I really knew very little about Salt Lake City. The roads were full of snow, so I decided to stay there for a couple of nights.  

When I drove into the downtown, I had the immediate impression of been into one of those models that architects use to present their projects. Everything was extremely well distributed: the size of the streets, the location of the parking spots, the train, the sidewalks… not even an ounce of improvisation.
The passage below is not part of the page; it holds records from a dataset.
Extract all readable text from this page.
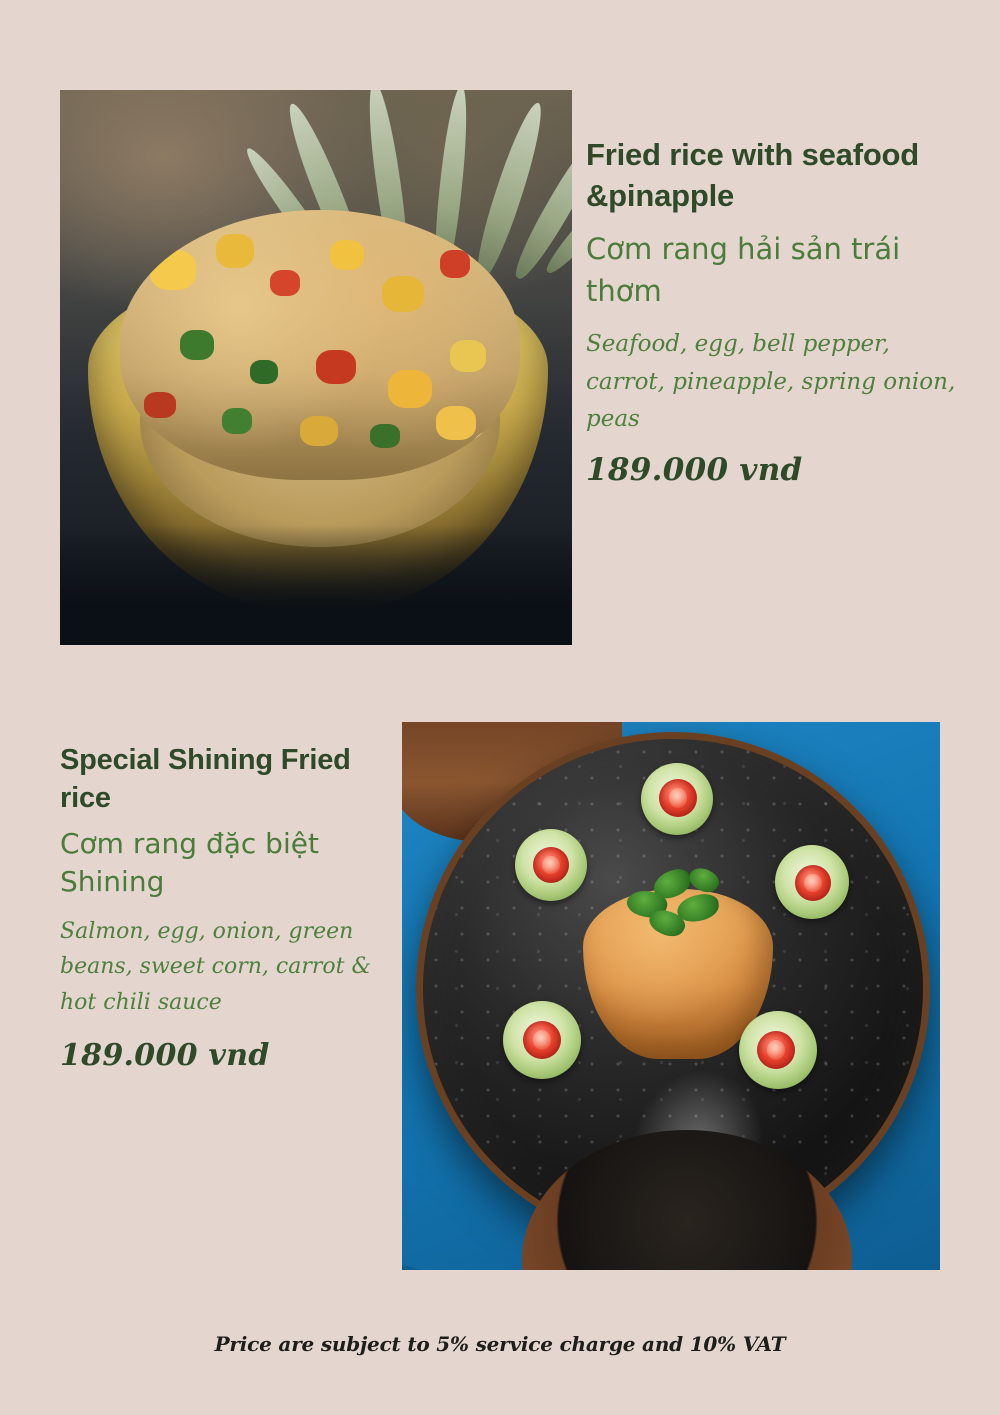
Fried rice with seafood &pinapple
Cơm rang hải sản trái thơm
Seafood, egg, bell pepper, carrot, pineapple, spring onion, peas
189.000 vnd
Special Shining Fried rice
Cơm rang đặc biệt Shining
Salmon, egg, onion, green beans, sweet corn, carrot & hot chili sauce
189.000 vnd
Price are subject to 5% service charge and 10% VAT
I immediately got interested in learning how this city came about and the history is fascinating. A group of Mormons, kicked out of two different states, walked across the desert and settled in such an isolated area so nobody will come to bother them. It’s portrayed as a rampant example or religious discrimination in the middle 1800s, but the history is more complicated than that. They gained enough enemies as to have governors sending militia after them. But the effects of their perseverance were remarkable. In the middle of nowhere, they started to draw granite stones from the nearby mountains and cut them in pieces to build a temple with donated time of the church members. It took them forty years, but they put the last stone of this cathedral in 1893
  
Now, don’t get me started on the theology of their faith. An angel named Moroni revealed to Joseph Smith the secret location of one book written on golden plates that were buried in New York. The book tells among other things how Jesus came to America. Joseph’s mission was to translate the book.
 
The first question that pops up: Where is the original book of golden plates? The answer: Oh, Joseph returned it to the angel. 

Even the earliest Mormons were skeptical. There are at least six branches of this movement, some of them don’t endorse the story of the angel Moroni.
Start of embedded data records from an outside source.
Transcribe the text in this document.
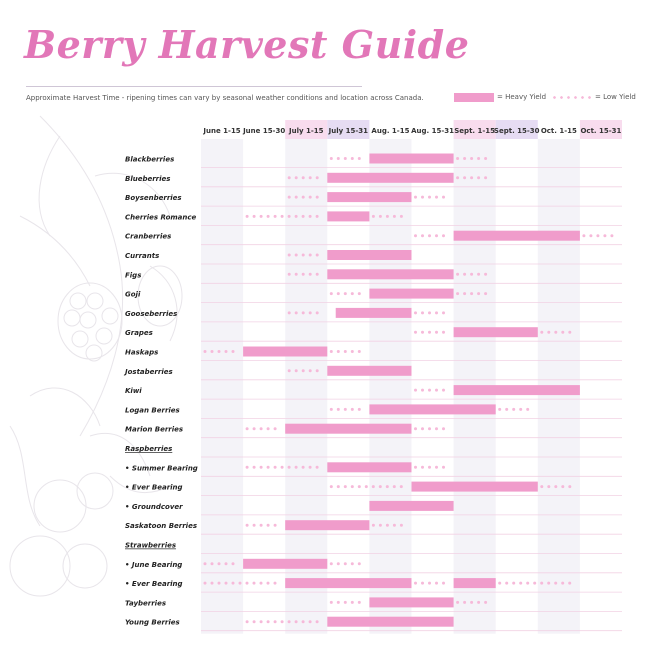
Berry Harvest Guide
Approximate Harvest Time - ripening times can vary by seasonal weather conditions and location across Canada.	= Heavy Yield	= Low Yield
June 1-15 June 15-30 July 1-15 July 15-31 Aug. 1-15 Aug. 15-31 Sept. 1-15
Sept. 15-30 Oct. 1-15 Oct. 15-31
Blackberries
Blueberries
Boysenberries
Cherries Romance
Cranberries
Currants
Figs
Goji
Gooseberries
Grapes
Haskaps
Jostaberries
Kiwi
Logan Berries
Marion Berries
Raspberries
• Summer Bearing
• Ever Bearing
• Groundcover
Saskatoon Berries
Strawberries
• June Bearing
• Ever Bearing
Tayberries
Young Berries
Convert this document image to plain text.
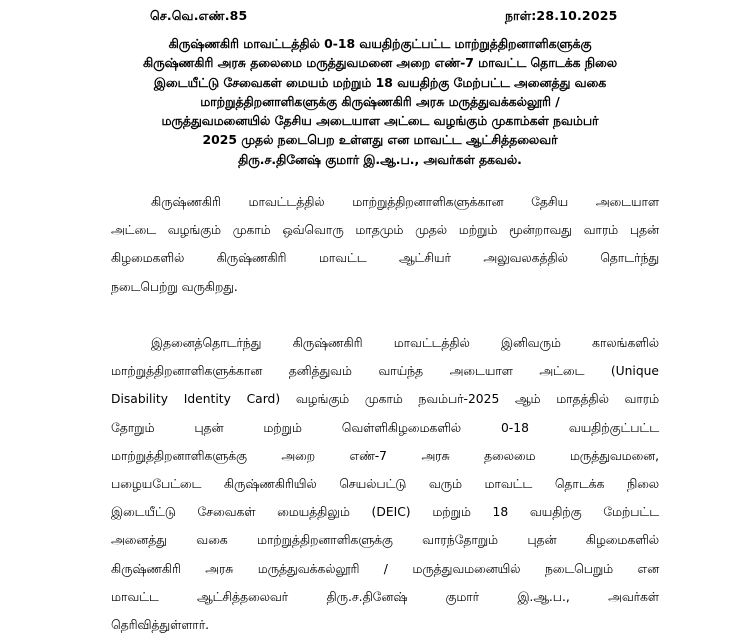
செ.வெ.எண்.85	நாள்:28.10.2025
கிருஷ்ணகிரி மாவட்டத்தில் 0-18 வயதிற்குட்பட்ட மாற்றுத்திறனாளிகளுக்கு
கிருஷ்ணகிரி அரசு தலைமை மருத்துவமனை அறை எண்-7 மாவட்ட தொடக்க நிலை
இடையீட்டு சேவைகள் மையம் மற்றும் 18 வயதிற்கு மேற்பட்ட அனைத்து வகை
மாற்றுத்திறனாளிகளுக்கு கிருஷ்ணகிரி அரசு மருத்துவக்கல்லூரி /
மருத்துவமனையில் தேசிய அடையாள அட்டை வழங்கும் முகாம்கள் நவம்பர்
2025 முதல் நடைபெற உள்ளது என மாவட்ட ஆட்சித்தலைவர்
திரு.ச.தினேஷ் குமார் இ.ஆ.ப., அவர்கள் தகவல்.
கிருஷ்ணகிரி மாவட்டத்தில் மாற்றுத்திறனாளிகளுக்கான தேசிய அடையாள
அட்டை வழங்கும் முகாம் ஒவ்வொரு மாதமும் முதல் மற்றும் மூன்றாவது வாரம் புதன்
கிழமைகளில் கிருஷ்ணகிரி மாவட்ட ஆட்சியர் அலுவலகத்தில் தொடர்ந்து
நடைபெற்று வருகிறது.
இதனைத்தொடர்ந்து கிருஷ்ணகிரி மாவட்டத்தில் இனிவரும் காலங்களில்
மாற்றுத்திறனாளிகளுக்கான தனித்துவம் வாய்ந்த அடையாள அட்டை (Unique
Disability Identity Card) வழங்கும் முகாம் நவம்பர்-2025 ஆம் மாதத்தில் வாரம்
தோறும் புதன் மற்றும் வெள்ளிகிழமைகளில் 0-18 வயதிற்குட்பட்ட
மாற்றுத்திறனாளிகளுக்கு அறை எண்-7 அரசு தலைமை மருத்துவமனை,
பழையபேட்டை கிருஷ்ணகிரியில் செயல்பட்டு வரும் மாவட்ட தொடக்க நிலை
இடையீட்டு சேவைகள் மையத்திலும் (DEIC) மற்றும் 18 வயதிற்கு மேற்பட்ட
அனைத்து வகை மாற்றுத்திறனாளிகளுக்கு வாரந்தோறும் புதன் கிழமைகளில்
கிருஷ்ணகிரி அரசு மருத்துவக்கல்லூரி / மருத்துவமனையில் நடைபெறும் என
மாவட்ட ஆட்சித்தலைவர் திரு.ச.தினேஷ் குமார் இ.ஆ.ப., அவர்கள்
தெரிவித்துள்ளார்.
But forget about all that. This is the fact: a group of people carrying their belongings through the desert was cohesive enough to build a city with a disproportionally big cathedral. It’s inspiring and scary at the same time. All this was triggered by a man who was able to convince people that he was having conversations with biblical prophets (and the angel Moroni).

Today in National Radio they recalled the Orson Wells radio theater that brought people to the border of hysteria in 1938. The same joke was repeated in Ecuador in 1949 (six deaths in that occasion) and again in Buffalo in 1968. The history was “Mars invaders are coming to the Earth” and millions bought it.

I don’t think that stupidity is the explanation. I always thought that well-told stories have a quasi-hypnotic effect on humans. Once we get into the plot, we WANT to believe it. That’s why we cover our ears when somebody tries to tell us how the movie ends. We enjoy being told out of reality. We consume those fantasies. And because of that feature, we do things expecting nothing in exchange, which is essential for social organizations.

After building two cities, the Mormons are currently organizing complex charities around the world, channeling volunteer work and training people in distress rather than just giving things away. They are brilliant people. So the Maroni story triggered the sense of community, and later, an avalanche of constructive social effects.   

The story of the invasion from Mars triggered the same irrationality in a destructive way.

But it seems that once the behavior is accomplished (build, defend, run, attack, etc.) the logic behind it is no longer important.